In MIBC, a curative-intent setting, approximately 117,000 patients are treated with the current standard of care, which includes neoadjuvant chemotherapy and radical cystectomy.5-6 However, even after cystectomy, approximately 50% of patients experience disease recurrence and have a poor prognosis.6 Treatment options that prevent disease recurrence after surgery are critically needed in this curative-intent setting.

NIAGARA
NIAGARA is a randomised, open-label, multi-centre, global Phase III trial evaluating perioperative Imfinzi as treatment for patients with MIBC before and after radical cystectomy. In the trial, 1,063 patients were randomised to receive Imfinzi plus neoadjuvant chemotherapy prior to cystectomy followed by Imfinzi, or neoadjuvant chemotherapy alone prior to cystectomy with no further treatment after surgery. NIAGARA is the largest global Phase III trial in this setting.

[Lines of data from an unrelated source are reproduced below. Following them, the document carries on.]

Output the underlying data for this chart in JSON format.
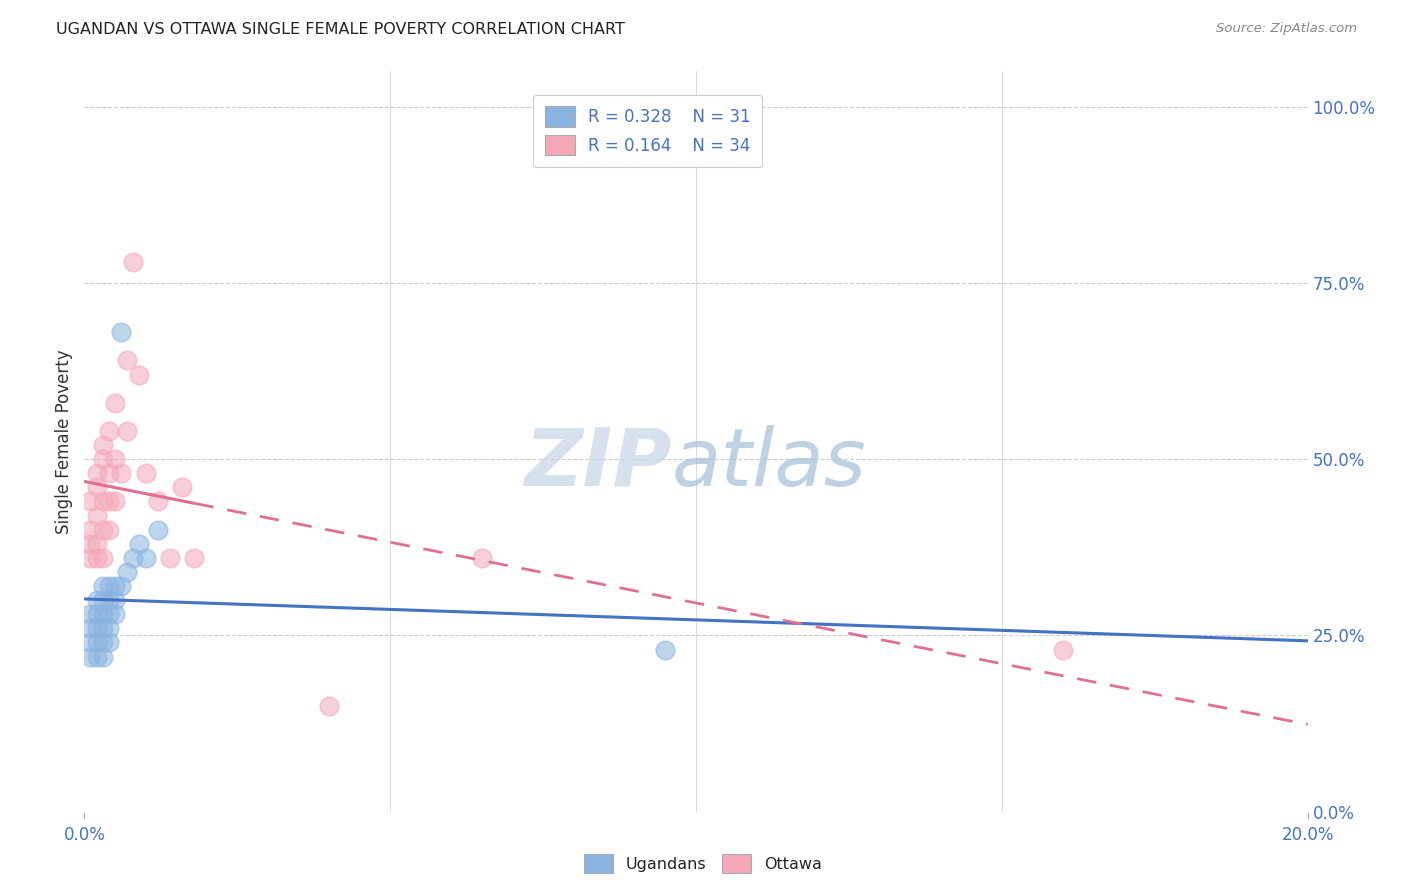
{
  "title": "UGANDAN VS OTTAWA SINGLE FEMALE POVERTY CORRELATION CHART",
  "source": "Source: ZipAtlas.com",
  "ylabel": "Single Female Poverty",
  "ylabel_right_ticks": [
    "0.0%",
    "25.0%",
    "50.0%",
    "75.0%",
    "100.0%"
  ],
  "ylabel_right_vals": [
    0.0,
    0.25,
    0.5,
    0.75,
    1.0
  ],
  "ugandan_color": "#8ab4e0",
  "ottawa_color": "#f4a8b8",
  "ugandan_line_color": "#4472c4",
  "ottawa_line_color": "#e07090",
  "background_color": "#ffffff",
  "grid_color": "#cccccc",
  "xlim": [
    0.0,
    0.2
  ],
  "ylim": [
    0.0,
    1.05
  ],
  "ugandan_pts": [
    [
      0.001,
      0.22
    ],
    [
      0.001,
      0.24
    ],
    [
      0.001,
      0.26
    ],
    [
      0.001,
      0.28
    ],
    [
      0.002,
      0.22
    ],
    [
      0.002,
      0.24
    ],
    [
      0.002,
      0.26
    ],
    [
      0.002,
      0.28
    ],
    [
      0.002,
      0.3
    ],
    [
      0.003,
      0.22
    ],
    [
      0.003,
      0.24
    ],
    [
      0.003,
      0.26
    ],
    [
      0.003,
      0.28
    ],
    [
      0.003,
      0.3
    ],
    [
      0.003,
      0.32
    ],
    [
      0.004,
      0.24
    ],
    [
      0.004,
      0.26
    ],
    [
      0.004,
      0.28
    ],
    [
      0.004,
      0.3
    ],
    [
      0.004,
      0.32
    ],
    [
      0.005,
      0.28
    ],
    [
      0.005,
      0.3
    ],
    [
      0.005,
      0.32
    ],
    [
      0.006,
      0.32
    ],
    [
      0.007,
      0.34
    ],
    [
      0.008,
      0.36
    ],
    [
      0.009,
      0.38
    ],
    [
      0.01,
      0.36
    ],
    [
      0.012,
      0.4
    ],
    [
      0.095,
      0.23
    ],
    [
      0.006,
      0.68
    ]
  ],
  "ottawa_pts": [
    [
      0.001,
      0.36
    ],
    [
      0.001,
      0.38
    ],
    [
      0.001,
      0.4
    ],
    [
      0.001,
      0.44
    ],
    [
      0.002,
      0.36
    ],
    [
      0.002,
      0.38
    ],
    [
      0.002,
      0.42
    ],
    [
      0.002,
      0.46
    ],
    [
      0.002,
      0.48
    ],
    [
      0.003,
      0.36
    ],
    [
      0.003,
      0.4
    ],
    [
      0.003,
      0.44
    ],
    [
      0.003,
      0.5
    ],
    [
      0.003,
      0.52
    ],
    [
      0.004,
      0.4
    ],
    [
      0.004,
      0.44
    ],
    [
      0.004,
      0.48
    ],
    [
      0.004,
      0.54
    ],
    [
      0.005,
      0.44
    ],
    [
      0.005,
      0.5
    ],
    [
      0.005,
      0.58
    ],
    [
      0.006,
      0.48
    ],
    [
      0.007,
      0.54
    ],
    [
      0.007,
      0.64
    ],
    [
      0.008,
      0.78
    ],
    [
      0.009,
      0.62
    ],
    [
      0.01,
      0.48
    ],
    [
      0.012,
      0.44
    ],
    [
      0.014,
      0.36
    ],
    [
      0.016,
      0.46
    ],
    [
      0.018,
      0.36
    ],
    [
      0.04,
      0.15
    ],
    [
      0.065,
      0.36
    ],
    [
      0.16,
      0.23
    ]
  ]
}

The trial is being conducted at 192 centres across 22 countries including in North America, South America, Europe, Australia and Asia. Its dual primary endpoints are EFS and pCR, the latter defined as the proportion of patients with no detectable cancer cells (T0N0M0) at the time of cystectomy. Key secondary endpoints are OS and safety.

Imfinzi
Imfinzi (durvalumab) is a human monoclonal antibody that binds to the PD-L1 protein and blocks the interaction of PD-L1 with the PD-1 and CD80 proteins, countering the tumour’s immune-evading tactics and releasing the inhibition of immune responses.

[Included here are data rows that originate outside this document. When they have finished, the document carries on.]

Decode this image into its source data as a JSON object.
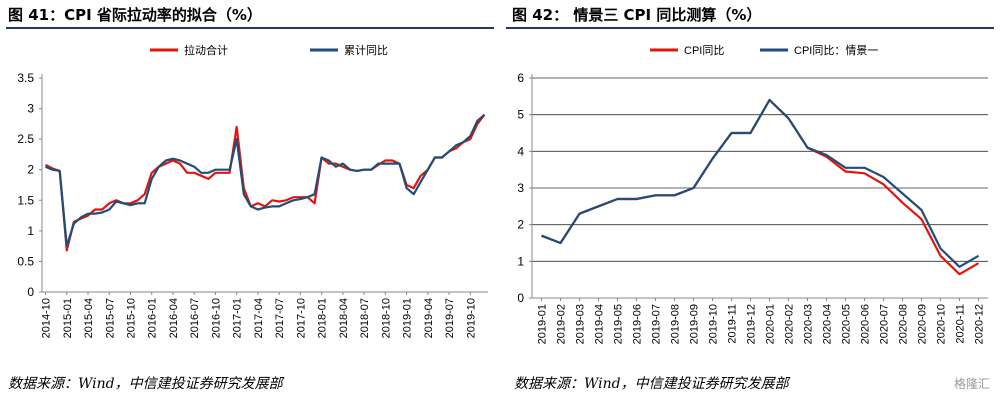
{
  "left": {
    "title": "图 41：CPI 省际拉动率的拟合（%）",
    "source": "数据来源：Wind，中信建投证券研究发展部"
  },
  "right": {
    "title": "图 42：   情景三 CPI 同比测算（%）",
    "source": "数据来源：Wind，中信建投证券研究发展部"
  },
  "watermark": "格隆汇",
  "chart_data": [
    {
      "type": "line",
      "title": "",
      "xlabel": "",
      "ylabel": "",
      "ylim": [
        0,
        3.5
      ],
      "yticks": [
        "0",
        "0.5",
        "1",
        "1.5",
        "2",
        "2.5",
        "3",
        "3.5"
      ],
      "grid": false,
      "legend": "top",
      "x": [
        "2014-10",
        "2014-11",
        "2014-12",
        "2015-01",
        "2015-02",
        "2015-03",
        "2015-04",
        "2015-05",
        "2015-06",
        "2015-07",
        "2015-08",
        "2015-09",
        "2015-10",
        "2015-11",
        "2015-12",
        "2016-01",
        "2016-02",
        "2016-03",
        "2016-04",
        "2016-05",
        "2016-06",
        "2016-07",
        "2016-08",
        "2016-09",
        "2016-10",
        "2016-11",
        "2016-12",
        "2017-01",
        "2017-02",
        "2017-03",
        "2017-04",
        "2017-05",
        "2017-06",
        "2017-07",
        "2017-08",
        "2017-09",
        "2017-10",
        "2017-11",
        "2017-12",
        "2018-01",
        "2018-02",
        "2018-03",
        "2018-04",
        "2018-05",
        "2018-06",
        "2018-07",
        "2018-08",
        "2018-09",
        "2018-10",
        "2018-11",
        "2018-12",
        "2019-01",
        "2019-02",
        "2019-03",
        "2019-04",
        "2019-05",
        "2019-06",
        "2019-07",
        "2019-08",
        "2019-09",
        "2019-10",
        "2019-11",
        "2019-12"
      ],
      "x_tick_labels": [
        "2014-10",
        "2015-01",
        "2015-04",
        "2015-07",
        "2015-10",
        "2016-01",
        "2016-04",
        "2016-07",
        "2016-10",
        "2017-01",
        "2017-04",
        "2017-07",
        "2017-10",
        "2018-01",
        "2018-04",
        "2018-07",
        "2018-10",
        "2019-01",
        "2019-04",
        "2019-07",
        "2019-10"
      ],
      "series": [
        {
          "name": "拉动合计",
          "color": "#e3140f",
          "values": [
            2.08,
            2.02,
            1.98,
            0.68,
            1.15,
            1.2,
            1.25,
            1.35,
            1.35,
            1.45,
            1.5,
            1.45,
            1.45,
            1.5,
            1.6,
            1.95,
            2.05,
            2.1,
            2.15,
            2.1,
            1.95,
            1.95,
            1.9,
            1.85,
            1.95,
            1.95,
            1.95,
            2.7,
            1.7,
            1.4,
            1.45,
            1.4,
            1.5,
            1.48,
            1.5,
            1.55,
            1.55,
            1.55,
            1.45,
            2.2,
            2.1,
            2.1,
            2.05,
            2.0,
            1.98,
            2.0,
            2.0,
            2.08,
            2.15,
            2.15,
            2.1,
            1.75,
            1.7,
            1.9,
            2.0,
            2.2,
            2.2,
            2.3,
            2.35,
            2.45,
            2.5,
            2.75,
            2.9
          ]
        },
        {
          "name": "累计同比",
          "color": "#1f4e79",
          "values": [
            2.05,
            2.0,
            1.98,
            0.75,
            1.12,
            1.22,
            1.28,
            1.28,
            1.3,
            1.35,
            1.48,
            1.45,
            1.42,
            1.45,
            1.45,
            1.85,
            2.05,
            2.15,
            2.18,
            2.15,
            2.1,
            2.05,
            1.95,
            1.95,
            2.0,
            2.0,
            2.0,
            2.5,
            1.6,
            1.4,
            1.35,
            1.38,
            1.4,
            1.4,
            1.45,
            1.5,
            1.52,
            1.55,
            1.6,
            2.2,
            2.15,
            2.05,
            2.1,
            2.0,
            1.98,
            2.0,
            2.0,
            2.1,
            2.1,
            2.1,
            2.1,
            1.7,
            1.6,
            1.8,
            2.0,
            2.2,
            2.2,
            2.3,
            2.4,
            2.45,
            2.55,
            2.8,
            2.9
          ]
        }
      ]
    },
    {
      "type": "line",
      "title": "",
      "xlabel": "",
      "ylabel": "",
      "ylim": [
        0,
        6
      ],
      "yticks": [
        "0",
        "1",
        "2",
        "3",
        "4",
        "5",
        "6"
      ],
      "grid": true,
      "legend": "top",
      "x": [
        "2019-01",
        "2019-02",
        "2019-03",
        "2019-04",
        "2019-05",
        "2019-06",
        "2019-07",
        "2019-08",
        "2019-09",
        "2019-10",
        "2019-11",
        "2019-12",
        "2020-01",
        "2020-02",
        "2020-03",
        "2020-04",
        "2020-05",
        "2020-06",
        "2020-07",
        "2020-08",
        "2020-09",
        "2020-10",
        "2020-11",
        "2020-12"
      ],
      "x_tick_labels": [
        "2019-01",
        "2019-02",
        "2019-03",
        "2019-04",
        "2019-05",
        "2019-06",
        "2019-07",
        "2019-08",
        "2019-09",
        "2019-10",
        "2019-11",
        "2019-12",
        "2020-01",
        "2020-02",
        "2020-03",
        "2020-04",
        "2020-05",
        "2020-06",
        "2020-07",
        "2020-08",
        "2020-09",
        "2020-10",
        "2020-11",
        "2020-12"
      ],
      "series": [
        {
          "name": "CPI同比",
          "color": "#e3140f",
          "values": [
            1.7,
            1.5,
            2.3,
            2.5,
            2.7,
            2.7,
            2.8,
            2.8,
            3.0,
            3.8,
            4.5,
            4.5,
            5.4,
            4.9,
            4.1,
            3.85,
            3.45,
            3.4,
            3.1,
            2.6,
            2.15,
            1.15,
            0.65,
            0.95
          ]
        },
        {
          "name": "CPI同比：情景一",
          "color": "#1f4e79",
          "values": [
            1.7,
            1.5,
            2.3,
            2.5,
            2.7,
            2.7,
            2.8,
            2.8,
            3.0,
            3.8,
            4.5,
            4.5,
            5.4,
            4.9,
            4.1,
            3.9,
            3.55,
            3.55,
            3.3,
            2.85,
            2.4,
            1.35,
            0.85,
            1.15
          ]
        }
      ]
    }
  ]
}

Imfinzi is the global standard of care based on OS in the curative-intent setting of unresectable, Stage III non-small cell lung cancer (NSCLC) in patients whose disease has not progressed after chemoradiotherapy (CRT). Additionally, Imfinzi is approved as a perioperative treatment in combination with neoadjuvant chemotherapy in resectable NSCLC, and in combination with a short course of Imjudo (tremelimumab) and chemotherapy for the treatment of metastatic NSCLC. Imfinzi is also approved for limited-stage small cell lung cancer (SCLC) in patients whose disease has not progressed following concurrent platinum-based CRT; and in combination with chemotherapy (etoposide and either carboplatin or cisplatin) for the treatment of extensive-stage SCLC.

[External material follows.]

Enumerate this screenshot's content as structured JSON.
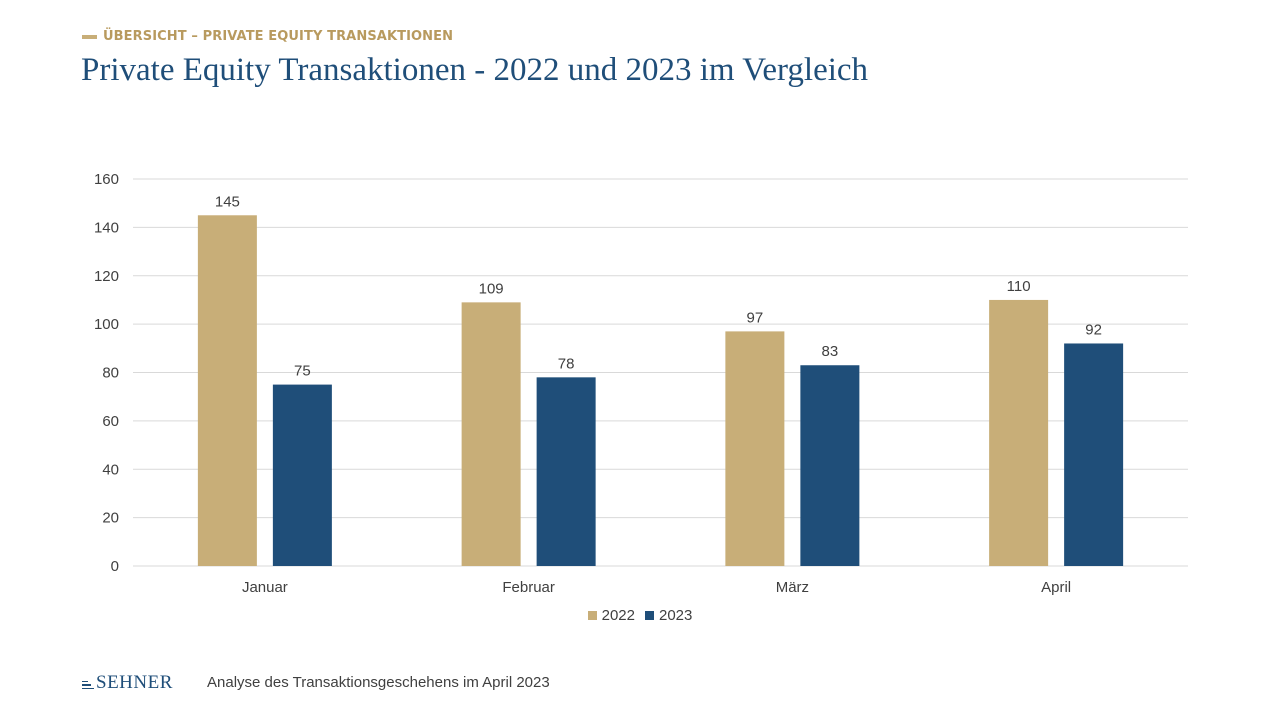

In addition to its indications in lung cancers, Imfinzi is approved in combination with chemotherapy (gemcitabine plus cisplatin) in locally advanced or metastatic biliary tract cancer and in combination with Imjudo in unresectable hepatocellular carcinoma (HCC). Imfinzi is also approved as a monotherapy in unresectable HCC in Japan and the EU.

Imfinzi is also approved in combination with chemotherapy (carboplatin and paclitaxel) followed by Imfinzi monotherapy in primary advanced or recurrent endometrial cancer that is mismatch repair deficient (dMMR) in the US. In the EU, Imfinzi plus chemotherapy followed by Lynparza (olaparib) and Imfinzi is approved for patients with mismatch repair proficient (pMMR) advanced or recurrent endometrial cancer, and Imfinzi plus chemotherapy followed by Imfinzi alone is approved for patients with dMMR disease. In Japan, Imfinzi plus chemotherapy followed by Imfinzi monotherapy has also been approved as 1st-line treatment in primary advanced or recurrent endometrial cancer, and Imfinzi plus chemotherapy followed by Imfinzi and Lynparza has been approved for patients with pMMR disease.

Since the first approval in May 2017, more than 374,000 patients have been treated with Imfinzi. As part of a broad development programme, Imfinzi is being tested as a single treatment and in combinations with other anti-cancer treatments for patients with SCLC, NSCLC, bladder cancer, breast cancer, several gastrointestinal and gynaecologic cancers, and other solid tumours.